Илья Бражнин - Недавние были
Редакция сообщала мне адрес Стирманова и советовала обратиться к нему за интересующими меня материалами о Кривополеновой.
Я написал в Пинегу Стирманову. Василий Иванович тотчас отозвался, и завязалась переписка. Длилась она, впрочем, недолго, так как месяца через полтора Стирманов оказался по делам в Ленинграде и навестил меня.
И вот мы сидим по обе стороны диванного столика, и Василий Иванович рассказывает мне о Кривополеновой, о тяжкой жизни пинежской нищенки.
Семья Стирмановых жила в той же деревне Веегоры, что и Кривополенова. Но та селилась на дальнем, нижнем краю, а Стирмановы - в самой середине деревни. Пока старая нищенка, собирая куски, добредала до центра Веегор, она уставала и у Стирмановых отдыхала, а частенько и на ночь оставалась.
Сердобольная хозяйка дома каждое утро выпекала по двадцати небольших хлебцев, чтобы подавать их захожим нищим и убогим.
Случалось, когда Махонька оставалась ночевать, Настасья Егоровна Стирманова посылала ребят по соседям звать их на посиделки.
Соберутся девки и бабы, сядут прясть. Выпросит себе прялку у хозяйки и Махонька, а то с вязаньем сядет. Вязала она очень сноровисто и красиво трехцветные рукавички или чулки. Вяжет и приговаривает:
- Хороший человек-от, видать, дан нать ему чулки связать.
Потом опустит работу на колени и станет старины и сказки сказывать и петь скоморошины.
Малый Вася Стирманов с жадным вниманием слушал Махоньку, и старины и сказки её запали ему в душу навечно. Шестьдесят лет спустя в Ленинграде, сидя напротив меня, Василий Иванович с яркой картинностью живописал мне обстановку, в какой это происходило. Описал худенькую малорослую, необычайно оживлённую Махоньку с торбочкой за плечами, пересказывал и её старины. Он и сам говорил сейчас, наверно, как Махонька говорила, окая по-пинежски и произнося как-то по-особому звук «ц».
Долго сидели мы с Василием Ивановичем в тот вечер, говоря о прошлом, о чудеснице Махоньке, дивясь и её таланту и тому, что любовь к ней и верность её памяти свела нас с разных концов страны.
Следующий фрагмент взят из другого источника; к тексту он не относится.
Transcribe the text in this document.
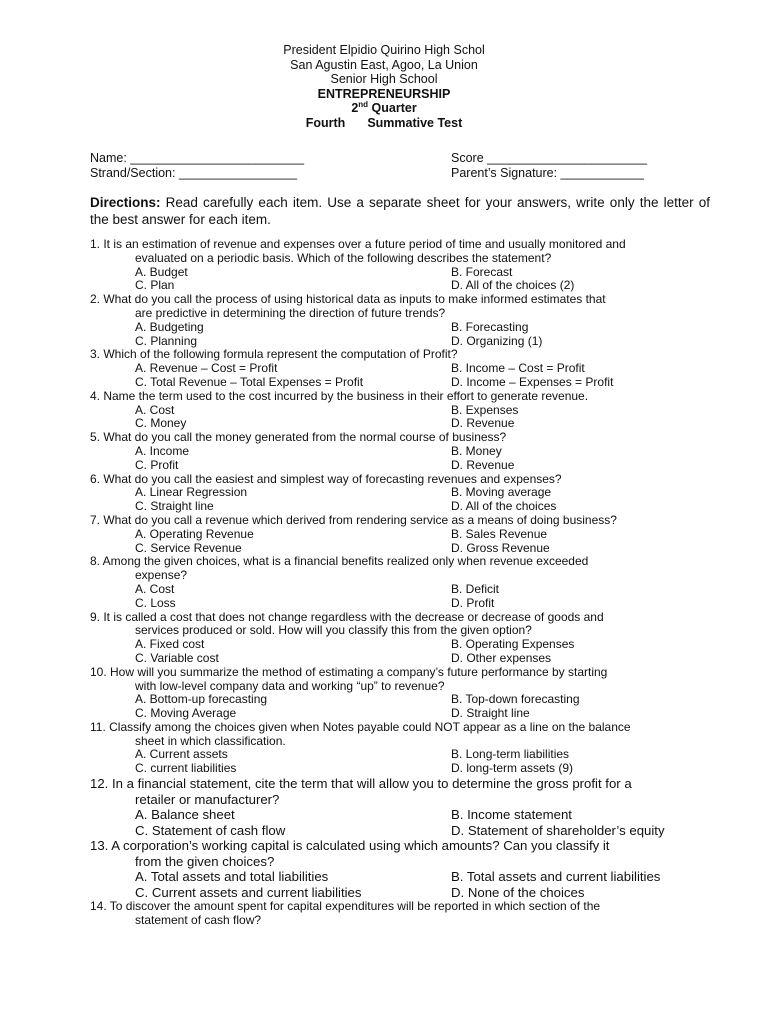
President Elpidio Quirino High Schol
San Agustin East, Agoo, La Union
Senior High School
ENTREPRENEURSHIP
2nd Quarter
Fourth Summative Test
Name: _________________________	Score _______________________
Strand/Section: _________________	Parent’s Signature: ____________
Directions: Read carefully each item. Use a separate sheet for your answers, write only the letter of the best answer for each item.
1. It is an estimation of revenue and expenses over a future period of time and usually monitored and
evaluated on a periodic basis. Which of the following describes the statement?
A. Budget	B. Forecast
C. Plan	D. All of the choices (2)
2. What do you call the process of using historical data as inputs to make informed estimates that
are predictive in determining the direction of future trends?
A. Budgeting	B. Forecasting
C. Planning	D. Organizing (1)
3. Which of the following formula represent the computation of Profit?
A. Revenue – Cost = Profit	B. Income – Cost = Profit
C. Total Revenue – Total Expenses = Profit	D. Income – Expenses = Profit
4. Name the term used to the cost incurred by the business in their effort to generate revenue.
A. Cost	B. Expenses
C. Money	D. Revenue
5. What do you call the money generated from the normal course of business?
A. Income	B. Money
C. Profit	D. Revenue
6. What do you call the easiest and simplest way of forecasting revenues and expenses?
A. Linear Regression	B. Moving average
C. Straight line	D. All of the choices
7. What do you call a revenue which derived from rendering service as a means of doing business?
A. Operating Revenue	B. Sales Revenue
C. Service Revenue	D. Gross Revenue
8. Among the given choices, what is a financial benefits realized only when revenue exceeded
expense?
A. Cost	B. Deficit
C. Loss	D. Profit
9. It is called a cost that does not change regardless with the decrease or decrease of goods and
services produced or sold. How will you classify this from the given option?
A. Fixed cost	B. Operating Expenses
C. Variable cost	D. Other expenses
10. How will you summarize the method of estimating a company’s future performance by starting
with low-level company data and working “up” to revenue?
A. Bottom-up forecasting	B. Top-down forecasting
C. Moving Average	D. Straight line
11. Classify among the choices given when Notes payable could NOT appear as a line on the balance
sheet in which classification.
A. Current assets	B. Long-term liabilities
C. current liabilities	D. long-term assets (9)
12. In a financial statement, cite the term that will allow you to determine the gross profit for a
retailer or manufacturer?
A. Balance sheet	B. Income statement
C. Statement of cash flow	D. Statement of shareholder’s equity
13. A corporation’s working capital is calculated using which amounts? Can you classify it
from the given choices?
A. Total assets and total liabilities	B. Total assets and current liabilities
C. Current assets and current liabilities	D. None of the choices
14. To discover the amount spent for capital expenditures will be reported in which section of the
statement of cash flow?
Такими вот долгими, сложными, дальними путями, по которым вместе со мной шли многие добрые люди, собирался, копился материал этой главы, да и многих других также. Впрочем, что касается этой главы, то путь её ещё не окончен и не может быть ограничен сказанным, ибо в последнее время узнано мной кое-что новое, что может обогатить её.
Вот, к примеру, не так давно встретясь с Александром Антоновичем Морозовым, которого я давно знаю, мы разговорились о северных делах. Морозов хорошо знает Архангельск и Архангельскую область, живал там, написал прекрасную большую книгу о Ломоносове. В этот раз зашла у нас речь о Кривополеновой, и Александр Антонович упомянул о книге «М. Д. Кривополенова. Былины, скоморошины, сказки», которую он составил и редактировал. Я, к стыду своему, должен был сознаться, что как-то пропустил эту книгу и незнаком с ней.
После нашего разговора я постарался достать её. Она оказалась весьма примечательной. В ней собраны записанные от Кривополеновой шестнадцать былин и скомороший, три песни и шесть сказок. Книга оснащена прекрасным аппаратом и предварена отличной статьей Морозова.
Как раз в те же дни, то есть в июле 1971 года, я обнаружил в июльском номере журнала «Знание - сила» очерк Олега Ларина «Бабушка Марья Дмитриевна». Автор только что вернулся с Пинеги, побывал на могиле сказительницы в деревне Чакола и рассказал о своей поездке, о Кривополеновой, о встречах с людьми, её знавшими.
Несколько отрывков из этих двух новых для меня источников я дальше и привожу, включая и цитирование видных ученых, таких, как фольклористы Б. Соколов, А. Григорьев, и некоторых других лиц, встречавшихся с Кривополеновой и причастных к её судьбе.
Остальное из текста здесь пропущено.